Recall that a local ring is a ring with a unique maximal ideal, and that a field is a ring where $0$ is maximal. So a discrete valuation ring is equivalently a local ring which is also a PID, but which is not a field.
Also recall that a local ring can equivalently be defined as a ring where $0 \neq 1$ and for all $x$, either $x$ or $1-x$ is a unit.
Lemma 1: the localisation of any ring at a prime ideal is a local ring.
Proof: Consider a prime ideal $p \subseteq R$. Suppose $0 = 1$ in $R_p$. Then there exists some $x \notin p$ with $0 = x$. But then $0 \notin p$, which contradicts that $p$ is an ideal.
Now consider some $\frac{a}{b} \in R_p$. Then either $a \notin p$ or $b - a \notin p$, since if both were in $p$, we’d have $a + (b - a) = b \in p$. So either $a$ is invertible in $R_p$, in which case $\frac{a}{b}$ is, or $b - a$ is invertible in $R_p$, in which case $1 - \frac{a}{b} = \frac{b - a}{b}$ is.
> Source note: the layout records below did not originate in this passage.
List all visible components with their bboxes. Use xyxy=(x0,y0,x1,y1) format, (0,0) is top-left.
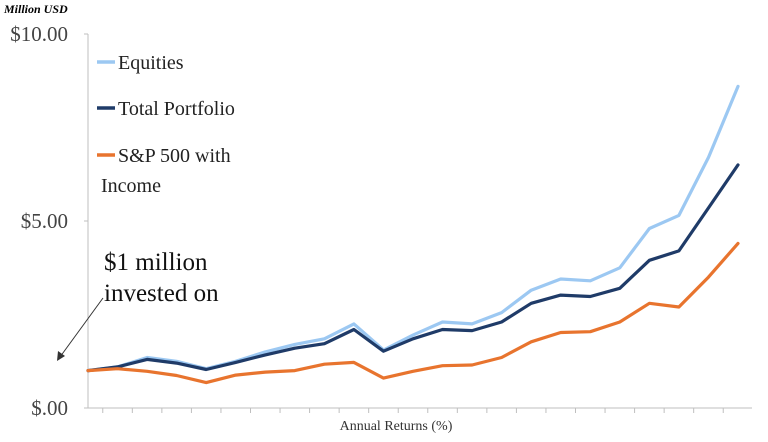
legend-label-total-portfolio: Total Portfolio xyxy=(118,98,235,120)
annotation-line-1: $1 million xyxy=(104,249,208,276)
unit-label: Million USD xyxy=(3,2,68,16)
series-line-total-portfolio xyxy=(86,163,740,373)
legend-label-equities: Equities xyxy=(118,52,184,74)
series-line-equities xyxy=(86,84,740,373)
legend-label-sp500-with-income: Income xyxy=(101,175,161,197)
annotation-line-2: invested on xyxy=(104,280,219,307)
x-axis-label: Annual Returns (%) xyxy=(340,419,453,434)
annotation-arrowhead xyxy=(57,351,65,361)
legend: Equities Total Portfolio S&P 500 with Incom… xyxy=(97,52,235,197)
annotation-arrow xyxy=(59,297,104,358)
legend-label-sp500-with-income: S&P 500 with xyxy=(118,145,231,167)
y-tick-label: $.00 xyxy=(31,396,68,420)
x-tick-marks xyxy=(102,408,724,413)
y-tick-label: $5.00 xyxy=(21,209,68,233)
series-lines xyxy=(86,84,740,385)
y-tick-label: $10.00 xyxy=(10,22,68,46)
y-tick-labels: $.00 $5.00 $10.00 xyxy=(10,22,88,420)
annotation: $1 million invested on xyxy=(57,249,219,361)
series-line-sp500-with-income xyxy=(86,241,740,385)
So $R_p$ is indeed a local ring. $\square$
Lemma 2: Let $R$ be a PID. Than any nonzero localisation of $R$ is also a PID.
Proof: any nonzero localisation of an integral domain is an integral domain. Now consider an ideal $I \in S^{-1} R$. Then consider $I \cap R$, which is an ideal of $R$, hence principal. Then write $I \cap R = pR$. I claim $I = (p)$. For clearly $p \in I$. And if $\frac{a}{b} \in I$, then $a \in I \cap R$, so we can write $a = pc$ and thus $\frac{a}{b} = p \frac{c}{b}$. $\square$
Combining these two lemmas, we see that localising on a prime ideal gives us a local ring which is also a PID. However, if our original ring $R$ is a field, then localising the field at a maximal ideal will give us the same field, whose maximal ideal is zero. So we must add a condition to your claim, which is that the prime ideal in question be nonzero. In that case, write the ideal as $(p)$. Then $p$ is not invertible in $R_p$, nor is it zero. So $R_p$ is not a field, and thus its unique maximal ideal is nonzero.